Skip to content

AWS Credentials & Neo4j Tunnel

Once you have the project installed and your first knowledge graph built locally, you'll likely want to connect to the shared Neo4j instance running on AWS. This page covers configuring AWS credentials and opening an SSM tunnel to the remote database.


AWS Credentials

The project uses standard AWS credential resolution. The simplest approach for local development is an AWS config file with named profiles.

Configure ~/.aws/credentials

[default]
aws_access_key_id = YOUR_ACCESS_KEY
aws_secret_access_key = YOUR_SECRET_KEY
region = eu-north-1

[olink]
aws_access_key_id = YOUR_ACCESS_KEY
aws_secret_access_key = YOUR_SECRET_KEY
region = eu-north-1

Configure ~/.aws/config

[sso-session olink-sso]
sso_start_url = https://d-c367264306.awsapps.com/start#
sso_region = eu-north-1
sso_registration_scopes = sso:account:access

[profile default]
sso_session = olink-sso
sso_account_id = 357836458011
sso_role_name = AWSPowerUserWithRolePrivileges
region = eu-north-1

[profile dsinternal]
sso_session = olink-sso
sso_account_id = 357836458011
sso_role_name = AWSPowerUserWithRolePrivileges
region = eu-north-1

[profile ds_internal_development]
sso_session = olink-sso
sso_account_id = 209479279306
sso_role_name = ds_internal_development
region = eu-north-1

Using a named profile

Set the profile in your shell or .env:

# Shell
export AWS_PROFILE=olink

# Or in .env
AWS_PROFILE=olink

SSO profiles

If your org uses AWS IAM Identity Center (SSO), configure it with:

aws configure sso --profile olink
Then log in before running any commands:
aws sso login --profile olink

Verify access

aws sts get-caller-identity --profile olink

You should see your account ID, ARN, and user ID.


Syncing Secrets from AWS

The project stores secrets in AWS Secrets Manager and config in SSM Parameter Store. Use the sync script to pull them into your local .env:

# Pull secrets + config into .env
uv run python cdk_resources/scripts/sync_env.py

# Dry-run (preview without writing)
uv run python cdk_resources/scripts/sync_env.py --dry-run

# Push local .env values up to AWS (careful!)
uv run python cdk_resources/scripts/sync_env.py --push

Options:

Flag Description
--region AWS region (default: eu-north-1)
--secret Secrets Manager secret name (default: graphrag-secrets)
--branch SSM parameter path branch (default: main)
--dry-run Print what would be written without touching .env
--push Push local values to AWS instead of pulling
--include-config With --push, also push config params to SSM

Neo4j SSM Tunnel

The production Neo4j instance runs inside a private VPC on ECS. To connect from your local machine, the project provides an SSM port-forwarding tunnel via a lightweight EC2 bastion instance.
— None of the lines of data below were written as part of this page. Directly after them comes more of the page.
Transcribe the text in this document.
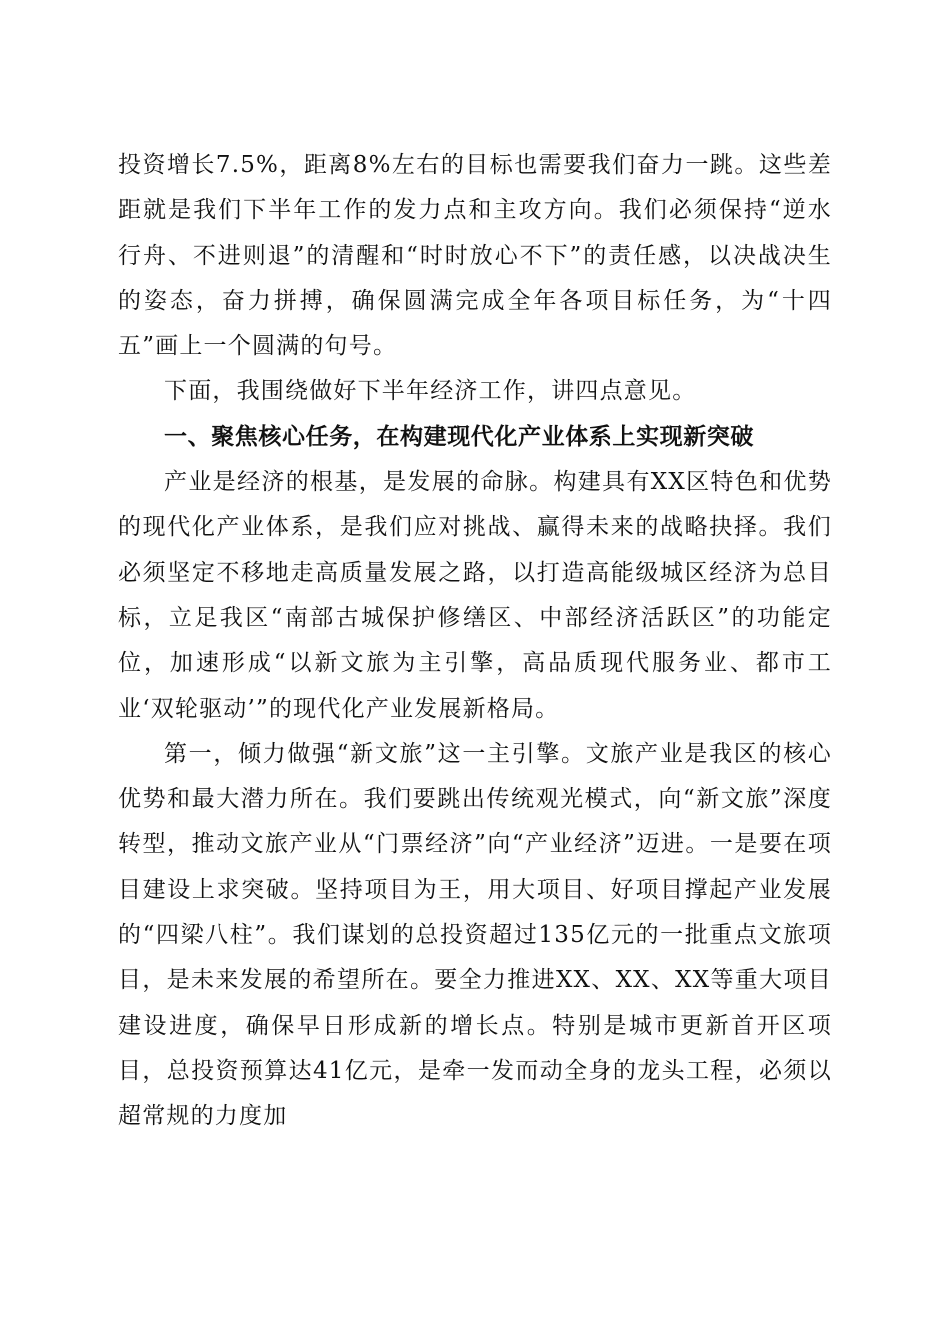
投资增长7.5%，距离8%左右的目标也需要我们奋力一跳。这些差距就是我们下半年工作的发力点和主攻方向。我们必须保持“逆水行舟、不进则退”的清醒和“时时放心不下”的责任感，以决战决生的姿态，奋力拼搏，确保圆满完成全年各项目标任务，为“十四五”画上一个圆满的句号。

下面，我围绕做好下半年经济工作，讲四点意见。

一、聚焦核心任务，在构建现代化产业体系上实现新突破

产业是经济的根基，是发展的命脉。构建具有XX区特色和优势的现代化产业体系，是我们应对挑战、赢得未来的战略抉择。我们必须坚定不移地走高质量发展之路，以打造高能级城区经济为总目标，立足我区“南部古城保护修缮区、中部经济活跃区”的功能定位，加速形成“以新文旅为主引擎，高品质现代服务业、都市工业‘双轮驱动’”的现代化产业发展新格局。

第一，倾力做强“新文旅”这一主引擎。文旅产业是我区的核心优势和最大潜力所在。我们要跳出传统观光模式，向“新文旅”深度转型，推动文旅产业从“门票经济”向“产业经济”迈进。一是要在项目建设上求突破。坚持项目为王，用大项目、好项目撑起产业发展的“四梁八柱”。我们谋划的总投资超过135亿元的一批重点文旅项目，是未来发展的希望所在。要全力推进XX、XX、XX等重大项目建设进度，确保早日形成新的增长点。特别是城市更新首开区项目，总投资预算达41亿元，是牵一发而动全身的龙头工程，必须以超常规的力度加
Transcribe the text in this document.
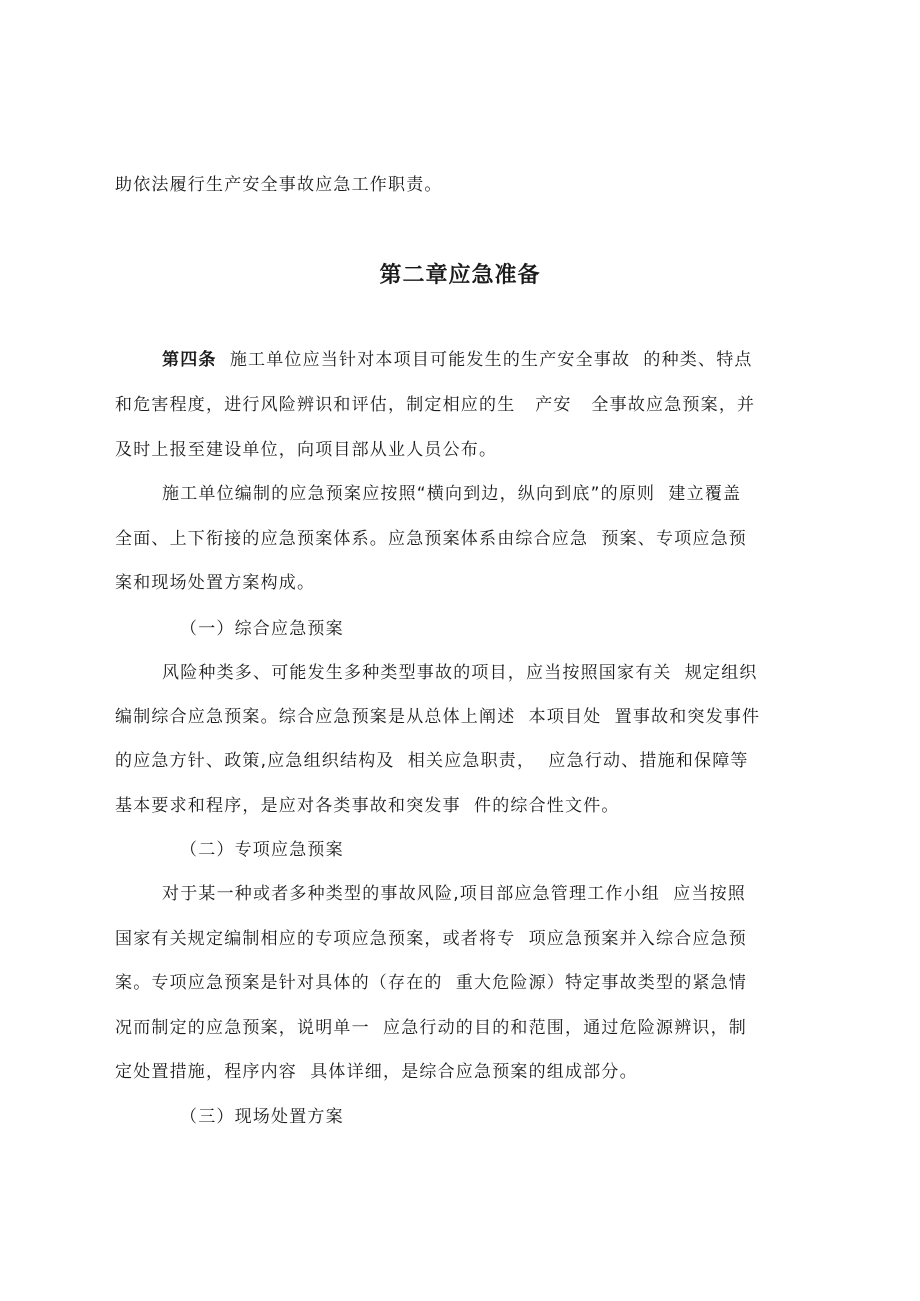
助依法履行生产安全事故应急工作职责。
第二章应急准备
第四条  施工单位应当针对本项目可能发生的生产安全事故  的种类、特点
和危害程度，进行风险辨识和评估，制定相应的生   产安   全事故应急预案，并
及时上报至建设单位，向项目部从业人员公布。
施工单位编制的应急预案应按照“横向到边，纵向到底”的原则  建立覆盖
全面、上下衔接的应急预案体系。应急预案体系由综合应急  预案、专项应急预
案和现场处置方案构成。
（一）综合应急预案
风险种类多、可能发生多种类型事故的项目，应当按照国家有关  规定组织
编制综合应急预案。综合应急预案是从总体上阐述  本项目处  置事故和突发事件
的应急方针、政策,应急组织结构及  相关应急职责，  应急行动、措施和保障等
基本要求和程序，是应对各类事故和突发事  件的综合性文件。
（二）专项应急预案
对于某一种或者多种类型的事故风险,项目部应急管理工作小组  应当按照
国家有关规定编制相应的专项应急预案，或者将专  项应急预案并入综合应急预
案。专项应急预案是针对具体的（存在的  重大危险源）特定事故类型的紧急情
况而制定的应急预案，说明单一  应急行动的目的和范围，通过危险源辨识，制
定处置措施，程序内容  具体详细，是综合应急预案的组成部分。
（三）现场处置方案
The script lives at cdk_resources/scripts/neo4j-tunnel.sh.

Prerequisites

  1. AWS CLI v2 installed and configured (see above)
  2. Session Manager plugin installed:
    # macOS
    brew install --cask session-manager-plugin
    
  3. Sufficient IAM permissions: ec2:RunInstances, ec2:DescribeInstances, ec2:TerminateInstances, ssm:StartSession, ecs:ListTasks, ecs:DescribeTasks
  4. CDK stack deployed — the script expects the security group and IAM profile created by the CDK infrastructure stack

Commands

# Create a bastion instance and open the tunnel
bash cdk_resources/scripts/neo4j-tunnel.sh create graphrag

# Reconnect to an existing instance
bash cdk_resources/scripts/neo4j-tunnel.sh connect

# Check instance and tunnel status
bash cdk_resources/scripts/neo4j-tunnel.sh status

# Start a stopped instance (without opening tunnel)
bash cdk_resources/scripts/neo4j-tunnel.sh start

# Terminate the bastion instance permanently
bash cdk_resources/scripts/neo4j-tunnel.sh destroy

What create does

  1. Discovers the Neo4j ECS task's private IP via aws ecs list-tasks / describe-tasks
  2. Launches a t3.micro EC2 instance in the same VPC with SSM access
  3. Opens two persistent SSM port-forwarding sessions:
    • Bolt: localhost:7687 → Neo4j task :7687
    • HTTP/Browser: localhost:7474 → Neo4j task :7474
  4. Runs a keep-alive loop (every 30s) to prevent SSM idle timeout
  5. Auto-reconnects if a tunnel drops

Connecting your app

Once the tunnel is running, update your .env:

NEO4J_URI=bolt://localhost:7687
NEO4J_USER=neo4j
NEO4J_PASSWORD=<password from Secrets Manager>

Then start the API or run ingestion as normal — traffic routes through the tunnel transparently.

Tunnel lifecycle

State What to do
First time ./neo4j-tunnel.sh create graphrag
Resuming work ./neo4j-tunnel.sh connect
Left overnight ./neo4j-tunnel.sh start then connect
Done for good ./neo4j-tunnel.sh destroy

Cost

The bastion is a t3.micro (~$0.01/hr). Remember to destroy when you're done for extended periods.

Troubleshooting

Problem Fix
No running tasks found Neo4j ECS service may be scaled to 0 — check the AWS console
Tunnel security group not found CDK stack hasn't been deployed — run cdk deploy in cdk_resources/
Session Manager plugin not found Install: brew install --cask session-manager-plugin
Tunnel drops repeatedly Check your AWS credentials haven't expired (aws sts get-caller-identity)
Port already in use Another tunnel or local Neo4j is using 7687/7474 — kill it or change BOLT_LOCAL_PORT in the script

Bootstrapping Secrets (First-Time Setup)

If you're setting up a fresh AWS environment (no existing secrets), use the bootstrap script:

bash cdk_resources/scripts/create-secrets.sh

This creates two Secrets Manager entries with placeholder values:

  • graphrag-secrets — API keys, passwords, org IDs
  • graphrag-entra-oidc-secrets — Entra ID OIDC credentials for Cognito

Then update the real values via the AWS Console or CLI, and pull them locally:

uv run python cdk_resources/scripts/sync_env.py

Summary

flowchart LR
    A[~/.aws/credentials] --> B[AWS CLI]
    B --> C[sync_env.py]
    C --> D[.env]
    B --> E[neo4j-tunnel.sh]
    E --> F[EC2 Bastion]
    F -->|SSM Port Forward| G[Neo4j ECS Task]
    D --> H[API / Ingestion]
    H -->|bolt://localhost:7687| F